Co-Directed by Phyllis Leffler & Julian Bond

Career: Early Development

BOND: I've read that you decided at age eight to become a lawyer.

JONES: I did, I did.

BOND: What did you know about lawyers?

JONES: Well, it was unusual. It was an interesting story. I was, I think it was something -- well, precocious, I guess, or brazen, as my parents would call it. And I had a toothache. And one day coming home from school, I stopped at the dentist's office, an African American dentist's office, en route. I go in the office and he gives me a full set of x-rays and the whole treatment. I'm in there for almost two hours and I come home late and that's the end of that. And my parents don't ask anything about where I had been, or they assumed I had been over at a friend's house or something. The bill came from the dentist. I mean, it was some huge sum, something like a hundred dollars. Back then, it was big money. And so when my parents saw that, they said, "What is this? You didn't have any permission to go to the dentist. That's supposed to be discussed with us," you know. And it was --

My father was on the railroad. He said, "Look," – there was a court, you know, have to appear in court on a certain date because they didn't pay the bill, and they taped the notice up on the door. "You have to go to court." And so, the parents, my mother said, "I'm going to school." And my father said, "I'm not going to miss the trip on the railroad because of you and I'll have, you know, one of the family friends to go with you down to the court, but you're going to have to go down there." And I was petrified. I'm about eight, nine years old.

BOND: Really?

JONES: And so he had the family friend, an older gentleman, and we go to the court that morning. I never will forget it. The judge, the lawyers. The dentist didn't show up, but the dentist's lawyer is there. They called the case, and I go up with the family friend. And the judge looks at me and asks me -- they read out what had happened and the judge asked me, leaned over and asked me -- now I was very intimidated, this was the court house -- he said, "Young lady." I said, "Yes sir." He said, "Did you have your parent's permission to go to the dentist?"

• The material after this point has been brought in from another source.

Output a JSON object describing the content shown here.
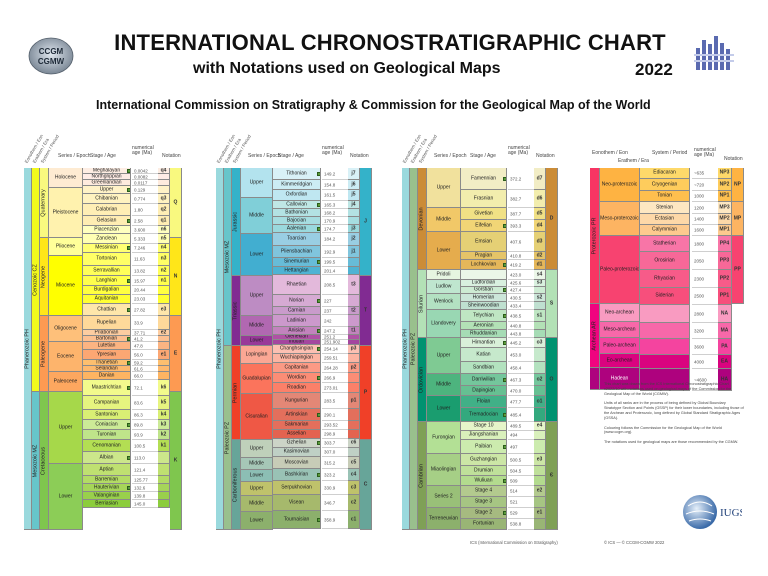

Julian, that was a quandary for me. Because if I said no, I didn't have permission, it made me look as if I were a disobedient child, you know. If I said yes, it made me look as if I were, you know, doing what children ordinarily do with the parents, acting according to the way you're supposed to act. And something told me to tell the truth. It said, "Look, if you -- just tell the truth." And I said, "No, your Honor, I didn't." And he then turned to the lawyer for the dentist and said, "Well, then, does your client have the practice of doing full-mouth x-rays on eight year olds when they walk into the office with no slip, no call to the parents, nothing? Case dismissed."

And then I -- you know, I stood there. Now had I said, "Yes, I had permission," my folks would have had to pay that money. And so then – I always knew something about truth – but the power of truth came through to me then. That's the power of truth. Do not lie. My mama would say, "Elaine, I hate a liar." She would say, "I hate a liar. Tell the truth." And so when I got home, I was able to celebrate at that moment. But then all of the segregated water signs I would see when I'm going to church, in the bus – you know, we all had to sit in the back of the bus – to see in the neighborhood when the police came through, you know with their guns on their hips, they were all white. You know, just the impact of racism on the African American community was pervasive. It was profound and it was never ending. You always saw it. And so, then I made the connection between law and change.